I took two courses with Schmitz while at CUA—he was teaching at the JPII Institute—and I learned precious little from them.  One on Neothomism was mostly a rehashing of Gilson’s Being and Some Philosophers, a work that I find frustratingly dogmatic (Gilson basically bashes every philosopher of any prominence for not as being as good as Thomas Aquinas, while resolutely minimizing Thomas’ appropriations of his predecessors’ ideas); the other on the thought of Karol Wojtyła (John Paul II) was basically a mystery to me.  On one hand, I confess that I was often too busy and distracted while in the classroom to give the course matter the attention it deserved, but on the other hand, I think that Schmitz was mentally failing even then.  I certainly did not find him the captivating teacher that many of the writers in the festschrift bear witness to.

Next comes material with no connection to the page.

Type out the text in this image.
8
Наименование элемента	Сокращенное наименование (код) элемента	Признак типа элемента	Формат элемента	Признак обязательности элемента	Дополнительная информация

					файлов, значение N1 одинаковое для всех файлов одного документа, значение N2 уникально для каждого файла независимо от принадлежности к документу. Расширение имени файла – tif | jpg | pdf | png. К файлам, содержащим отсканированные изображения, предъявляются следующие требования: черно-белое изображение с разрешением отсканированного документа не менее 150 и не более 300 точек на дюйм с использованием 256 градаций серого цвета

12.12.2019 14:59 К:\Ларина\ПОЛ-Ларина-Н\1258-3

McInerny’s piece was, in a similar fashion, from a declining mind, which McInery himself admits.  It was short and mostly historical, being about the mixed reception of Aristotle’s works in the Latin west in the 13th Century.  However, I found one image particularly striking, the idea that Saint Thomas, when writing his commentaries on Aristotle, can be thought of as sitting at a window with Aristotle and seeing the world with him.  Thomas does not see the world through Aristotle, as a dogmatist would; nor is he primarily looking at Aristotle himself, as those interested in the history of philosophy all too often do.  Rather, he looks at the world that Aristotle is pointing to and simultaneously learning about Aristotle’s vision, seeing the world for himself, and correcting Aristotle’s vision with his own—but correcting it through Aristotle’s own concerns and principles.

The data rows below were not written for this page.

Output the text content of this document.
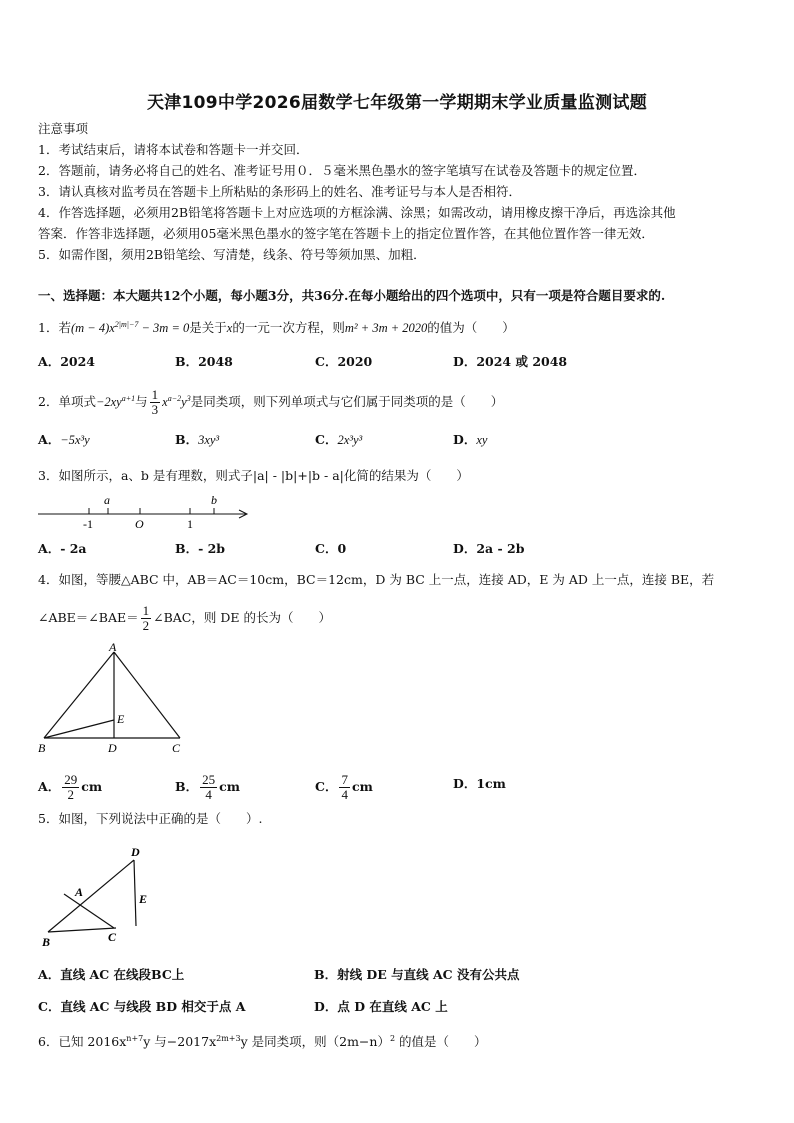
天津109中学2026届数学七年级第一学期期末学业质量监测试题
注意事项
1．考试结束后，请将本试卷和答题卡一并交回．
2．答题前，请务必将自己的姓名、准考证号用０．５毫米黑色墨水的签字笔填写在试卷及答题卡的规定位置．
3．请认真核对监考员在答题卡上所粘贴的条形码上的姓名、准考证号与本人是否相符．
4．作答选择题，必须用2B铅笔将答题卡上对应选项的方框涂满、涂黑；如需改动，请用橡皮擦干净后，再选涂其他
答案．作答非选择题，必须用05毫米黑色墨水的签字笔在答题卡上的指定位置作答，在其他位置作答一律无效．
5．如需作图，须用2B铅笔绘、写清楚，线条、符号等须加黑、加粗．
一、选择题：本大题共12个小题，每小题3分，共36分.在每小题给出的四个选项中，只有一项是符合题目要求的.
1．若$(m - 4)x^{2|m|-7} - 3m = 0$是关于x的一元一次方程，则m² + 3m + 2020的值为（　　）
A．2024	B．2048	C．2020	D．2024 或 2048
2．单项式$-2xy^{a+1}$与 $\frac{1}{3} x^{a-2}y^3$是同类项，则下列单项式与它们属于同类项的是（　　）
A．−5x³y	B．3xy³	C．2x³y³	D．xy
3．如图所示，a、b 是有理数，则式子|a| - |b|+|b - a|化简的结果为（　　）
a	b
-1	O	1
A．- 2a	B．- 2b	C．0	D．2a - 2b
4．如图，等腰△ABC 中，AB＝AC＝10cm，BC＝12cm，D 为 BC 上一点，连接 AD，E 为 AD 上一点，连接 BE，若
∠ABE＝∠BAE＝ $\frac{1}{2}$ ∠BAC，则 DE 的长为（　　）
A
E
B	D	C
A． $\frac{29}{2}$ cm	B． $\frac{25}{4}$ cm	C． $\frac{7}{4}$ cm	D．1cm
5．如图，下列说法中正确的是（　　）.
D
A	E
B	C
A．直线 AC 在线段BC上	B．射线 DE 与直线 AC 没有公共点
C．直线 AC 与线段 BD 相交于点 A	D．点 D 在直线 AC 上
6．已知 $2016x^{n+7}y$ 与$-2017x^{2m+3}y$ 是同类项，则$(2m-n)^2$ 的值是（　　）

As Aquinas does with Aristotle, so would I like to do with the philosophers that I read and teach.  I would like to sit at the window with Plato and Plotinus and strain to glimpse what they see and learn how to put it into words, and then sit with Avicenna, and Kant, and Hobbes, and Hume and do the same.  Though I am assured that it is always the same world that we are looking out upon, I wonder if the windows are not different?  Is Plotinus looking through a sunroof, while Kant looks through blinds, and does Avicenna look out on a sunny plain while Hobbes sees an approaching thunderstorm and Descartes sits in the cellar?  The disagreements of the philosophers are legendary, and yet perhaps they can be partially explained by the old fable of the blind mice and the elephant.  No mouse is simply wrong, for parts of the elephant are like a snake, a tree, a brush, etc, and yet the only way to unravel the mystery, to grasp the whole, is to deeply consider the partial views.  No doubt some philosophers see better and farther than others.  Some of them have already sat at the windows of their predecessors and offer a synthesized view.  Some perhaps, have become discouraged, and have closed their eyes, or turned away from the window to gaze at their own reflection in a mirror.  Yet it is no doubt worthwhile to sit at a window with each of them and ask them what there is to see.

Come, let us sit by the window and reason together!